Let $(\Omega, \mathcal{F}, P)$ denote a probability space. Let $X: (\Omega, \mathcal{F}) \to (\mathbb{R}^n, \mathcal{B}^n)$ and $Y: (\Omega, \mathcal{F}) \to (\Psi, \mathcal{G})$ denote two random variables, where $\mathcal{B}^n$ denotes the Borel sets over $\mathbb{R}^n$ and $(\Psi, \mathcal{G})$ is a measurable space. Assume that $\mathbb{E}\left(|X|\right)< \infty$. Suppose there exists a measurable function $g:(\Psi, \mathcal{G}) \to (\mathbb{R}^m, \mathcal{B}^m)$ such that
$$ \mathbb{E}\left(X|Y\right) = \mathbb{E}\left(X|g(Y)\right) $$ almost surely.
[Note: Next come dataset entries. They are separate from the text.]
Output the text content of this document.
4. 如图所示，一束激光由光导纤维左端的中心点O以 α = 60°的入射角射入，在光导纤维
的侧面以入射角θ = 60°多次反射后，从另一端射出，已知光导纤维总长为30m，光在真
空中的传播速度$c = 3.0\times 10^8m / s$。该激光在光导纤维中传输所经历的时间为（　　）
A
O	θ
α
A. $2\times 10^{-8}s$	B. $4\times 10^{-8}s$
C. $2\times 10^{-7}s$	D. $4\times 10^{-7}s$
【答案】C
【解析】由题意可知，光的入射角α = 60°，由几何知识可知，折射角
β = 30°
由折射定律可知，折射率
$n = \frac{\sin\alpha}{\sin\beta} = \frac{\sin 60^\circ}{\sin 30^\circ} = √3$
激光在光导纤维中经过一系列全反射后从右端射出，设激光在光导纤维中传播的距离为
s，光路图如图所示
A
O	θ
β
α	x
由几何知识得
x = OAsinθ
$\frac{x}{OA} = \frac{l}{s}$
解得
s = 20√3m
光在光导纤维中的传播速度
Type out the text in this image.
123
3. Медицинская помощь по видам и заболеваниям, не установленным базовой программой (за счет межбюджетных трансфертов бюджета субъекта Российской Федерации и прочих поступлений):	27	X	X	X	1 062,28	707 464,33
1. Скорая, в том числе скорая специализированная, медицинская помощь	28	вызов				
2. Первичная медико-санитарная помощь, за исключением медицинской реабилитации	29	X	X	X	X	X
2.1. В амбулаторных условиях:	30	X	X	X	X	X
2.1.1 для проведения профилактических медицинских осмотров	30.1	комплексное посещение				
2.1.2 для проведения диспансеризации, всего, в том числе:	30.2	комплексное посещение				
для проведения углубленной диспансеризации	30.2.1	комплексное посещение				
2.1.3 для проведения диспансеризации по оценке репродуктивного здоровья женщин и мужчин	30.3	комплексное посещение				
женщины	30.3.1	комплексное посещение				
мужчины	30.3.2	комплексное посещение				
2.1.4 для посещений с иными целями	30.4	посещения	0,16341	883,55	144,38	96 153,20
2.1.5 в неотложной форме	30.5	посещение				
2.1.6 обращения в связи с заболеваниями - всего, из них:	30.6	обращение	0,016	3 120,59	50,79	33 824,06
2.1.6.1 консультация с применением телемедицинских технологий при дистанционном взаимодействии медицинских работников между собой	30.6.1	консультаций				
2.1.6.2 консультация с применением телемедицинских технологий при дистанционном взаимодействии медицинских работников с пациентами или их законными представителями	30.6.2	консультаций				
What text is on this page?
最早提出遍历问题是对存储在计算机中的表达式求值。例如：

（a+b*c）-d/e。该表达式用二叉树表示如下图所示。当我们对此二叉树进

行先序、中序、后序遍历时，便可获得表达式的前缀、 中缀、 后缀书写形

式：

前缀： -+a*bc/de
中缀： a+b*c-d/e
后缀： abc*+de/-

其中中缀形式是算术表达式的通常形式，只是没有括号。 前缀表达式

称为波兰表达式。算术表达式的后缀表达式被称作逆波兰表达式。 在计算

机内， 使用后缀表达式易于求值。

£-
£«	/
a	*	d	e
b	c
Show that for any measurable function $h: (\Psi, \mathcal{G}) \to (\mathbb{R}^k, \mathcal{B}^k)$ we have $$ \mathbb{E}\left(X|g(Y)\right) = \mathbb{E}\left(X|g(Y),h(Y)\right) $$ almost surely.
$\textbf{My attempt}$:
Using the Tower Property, we have
\begin{align} \mathbb{E}(X|g(Y),h(Y)) &= \mathbb{E}(\mathbb{E}(X|g(Y),h(Y),Y)|g(Y),h(Y)) \\ &= \mathbb{E}(\mathbb{E}(X|Y)|g(Y),h(Y)) \\ &= \mathbb{E}(\mathbb{E}(X|g(Y))|g(Y),h(Y)) \\ &= \mathbb{E}(X|g(Y)) \end{align}